Ultimately, none of the 30 venture firms she pitched financed her company. She finally raised $1.8 million in March 2008 from angel investors including Golden Seeds, a fund that emphasizes investing in start-ups led by women.

“I didn’t know things like this still happened,” says Ms. Fleming, 37. “But I know that, especially in risky times like the last couple years, some investors kind of retreat to investing via a template.” A company owned by a woman, she adds, “is just not the standard template.”

Though many people say that outright sexism is rare in the tech world these days, the barriers that Ms. Fleming encountered aren’t unusual. Tech communities in Silicon Valley and in other hubs — like New York, Austin, Tex., and Boston, where Ms. Fleming lives — pride themselves on operating as raw meritocracies ready to embrace anyone with a good idea, regardless of education, age or station in life.

For women, though, that narrative often unfolds differently.

Women own 40 percent of the private businesses in the United States, according to the Center for Women’s Business Research. But they create only 8 percent of the venture-backed tech start-ups, according to Astia, a nonprofit group that advises female entrepreneurs.

That disparity reaches beyond entrepreneurs. Women account for just 6 percent of the chief executives of the top 100 tech companies, and 22 percent of the software engineers at tech companies over all, according to the National Center for Women and Information Technology. And among venture capitalists, the population of financiers who control the purse strings for a majority of tech start-ups, just 14 percent are women, the National Venture Capital Association says.

That reality is even more complex when race is factored into the mix. Small percentages of workers in information technology are African-American, Asian or Hispanic, and that number is even smaller for women.

“It’s not like people are making an effort to exclude people, but I see very little diversity in the candidate pool,” says Aileen Lee, a partner at Kleiner Perkins Caufield & Byers, the big venture capital firm. She says this could reflect the different educational paths men and women follow in high school and college: men, for a variety of reasons, are more likely to pursue computer science and engineering degrees and subsequently rise through start-up or management ranks.

WOMEN now outnumber men at elite colleges, law schools, medical schools and in the overall work force. Yet a stark imbalance of the sexes persists in the high-tech world, where change typically happens at breakneck speed.

And analysts say more than social equity is at stake. A dearth of ideas and participation by women in the technology churn has business consequences as well.

The latest Web start-ups — for socializing, gaming and shopping — often attract more women than men as users. And many products from tech giants are aimed at women. But when Apple unveiled its new mobile computing device, it called it the iPad — a name that made many women wince with visions of feminine hygiene products.

Research indicates that investing in women as tech entrepreneurs is good for the bottom line.
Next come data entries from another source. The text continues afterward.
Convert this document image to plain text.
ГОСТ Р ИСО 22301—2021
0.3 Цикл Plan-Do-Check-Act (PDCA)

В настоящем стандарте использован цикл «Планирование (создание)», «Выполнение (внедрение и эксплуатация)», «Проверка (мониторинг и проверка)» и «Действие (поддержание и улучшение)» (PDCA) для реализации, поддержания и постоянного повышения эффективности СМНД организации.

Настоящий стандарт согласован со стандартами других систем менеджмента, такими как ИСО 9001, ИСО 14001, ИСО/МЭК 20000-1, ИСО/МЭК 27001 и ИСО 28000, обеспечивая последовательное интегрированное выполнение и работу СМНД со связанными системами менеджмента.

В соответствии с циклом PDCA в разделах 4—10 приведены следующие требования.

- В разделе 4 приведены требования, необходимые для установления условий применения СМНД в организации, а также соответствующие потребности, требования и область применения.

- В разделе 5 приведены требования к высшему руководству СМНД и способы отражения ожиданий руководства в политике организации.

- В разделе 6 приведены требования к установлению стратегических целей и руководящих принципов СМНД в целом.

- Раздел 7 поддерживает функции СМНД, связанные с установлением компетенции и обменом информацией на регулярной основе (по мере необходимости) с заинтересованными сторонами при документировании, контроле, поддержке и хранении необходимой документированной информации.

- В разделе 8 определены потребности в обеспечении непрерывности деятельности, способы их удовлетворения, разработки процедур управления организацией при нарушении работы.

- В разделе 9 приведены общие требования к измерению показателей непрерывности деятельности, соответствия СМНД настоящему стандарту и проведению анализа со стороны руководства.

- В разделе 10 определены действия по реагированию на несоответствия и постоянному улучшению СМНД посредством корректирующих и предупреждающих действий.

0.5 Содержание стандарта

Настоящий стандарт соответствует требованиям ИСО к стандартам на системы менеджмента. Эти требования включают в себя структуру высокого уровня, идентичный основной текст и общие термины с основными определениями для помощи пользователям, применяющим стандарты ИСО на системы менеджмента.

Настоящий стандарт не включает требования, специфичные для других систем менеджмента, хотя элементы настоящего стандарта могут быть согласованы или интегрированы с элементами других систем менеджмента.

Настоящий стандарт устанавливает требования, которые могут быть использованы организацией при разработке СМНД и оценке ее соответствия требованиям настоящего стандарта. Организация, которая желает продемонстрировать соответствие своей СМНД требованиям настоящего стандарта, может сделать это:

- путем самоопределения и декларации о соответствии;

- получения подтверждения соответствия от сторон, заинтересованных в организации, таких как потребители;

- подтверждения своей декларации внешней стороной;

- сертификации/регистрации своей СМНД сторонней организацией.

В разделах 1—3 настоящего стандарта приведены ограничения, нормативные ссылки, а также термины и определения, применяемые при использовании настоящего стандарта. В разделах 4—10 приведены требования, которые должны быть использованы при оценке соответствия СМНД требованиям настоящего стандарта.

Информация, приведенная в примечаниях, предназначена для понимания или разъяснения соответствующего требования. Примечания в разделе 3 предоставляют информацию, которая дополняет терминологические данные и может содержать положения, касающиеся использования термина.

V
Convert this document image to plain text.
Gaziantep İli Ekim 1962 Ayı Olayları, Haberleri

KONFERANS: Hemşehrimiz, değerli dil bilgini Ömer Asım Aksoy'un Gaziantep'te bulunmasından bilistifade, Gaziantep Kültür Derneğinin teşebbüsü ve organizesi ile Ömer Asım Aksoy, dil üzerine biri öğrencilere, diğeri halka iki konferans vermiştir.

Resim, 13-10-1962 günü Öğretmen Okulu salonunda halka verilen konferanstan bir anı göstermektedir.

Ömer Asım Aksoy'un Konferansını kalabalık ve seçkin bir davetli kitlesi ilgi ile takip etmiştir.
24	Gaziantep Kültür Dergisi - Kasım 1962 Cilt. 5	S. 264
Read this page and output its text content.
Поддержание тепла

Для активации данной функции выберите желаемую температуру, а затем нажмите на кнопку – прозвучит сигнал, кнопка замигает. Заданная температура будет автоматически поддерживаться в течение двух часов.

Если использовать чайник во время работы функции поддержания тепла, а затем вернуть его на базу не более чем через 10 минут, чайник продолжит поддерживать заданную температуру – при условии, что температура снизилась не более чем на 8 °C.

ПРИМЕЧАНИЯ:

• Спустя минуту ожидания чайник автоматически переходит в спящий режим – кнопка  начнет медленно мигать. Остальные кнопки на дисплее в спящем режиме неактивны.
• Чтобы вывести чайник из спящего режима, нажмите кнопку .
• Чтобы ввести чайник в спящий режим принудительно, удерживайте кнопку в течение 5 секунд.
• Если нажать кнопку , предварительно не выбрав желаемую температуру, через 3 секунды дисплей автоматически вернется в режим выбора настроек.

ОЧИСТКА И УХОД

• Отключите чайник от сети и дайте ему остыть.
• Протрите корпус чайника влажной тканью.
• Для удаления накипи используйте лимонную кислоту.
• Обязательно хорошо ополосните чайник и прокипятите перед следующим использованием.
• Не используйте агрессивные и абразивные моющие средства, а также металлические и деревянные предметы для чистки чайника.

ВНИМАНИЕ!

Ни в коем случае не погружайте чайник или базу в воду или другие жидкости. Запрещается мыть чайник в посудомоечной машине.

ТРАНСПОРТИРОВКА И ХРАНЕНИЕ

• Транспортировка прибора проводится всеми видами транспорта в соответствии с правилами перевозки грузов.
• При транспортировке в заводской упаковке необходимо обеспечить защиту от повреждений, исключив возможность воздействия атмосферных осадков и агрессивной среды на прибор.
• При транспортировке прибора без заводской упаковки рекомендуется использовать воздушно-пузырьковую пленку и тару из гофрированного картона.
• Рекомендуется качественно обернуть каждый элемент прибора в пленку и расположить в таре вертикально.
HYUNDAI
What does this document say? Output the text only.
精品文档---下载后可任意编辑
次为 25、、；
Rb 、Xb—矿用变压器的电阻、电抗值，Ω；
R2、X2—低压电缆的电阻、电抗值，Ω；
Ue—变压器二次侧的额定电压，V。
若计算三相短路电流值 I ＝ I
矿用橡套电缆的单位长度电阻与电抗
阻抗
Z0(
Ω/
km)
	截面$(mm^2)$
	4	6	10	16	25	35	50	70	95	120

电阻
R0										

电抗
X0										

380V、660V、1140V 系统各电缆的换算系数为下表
Venture-backed start-ups run by women use, on average, 40 percent less capital than start-ups run by men and are increasingly involved in successful initial public offerings of stock, according to a recent white paper by Cindy Padnos, a venture capitalist who compiled data from 100 studies on gender and tech entrepreneurship.

“When you have gender diversity in an organization, you have better innovation, and I don’t know where innovation is more important than in the high-tech world,” says Ms. Padnos, who recently founded Illuminate Ventures, which invests in start-ups led by women.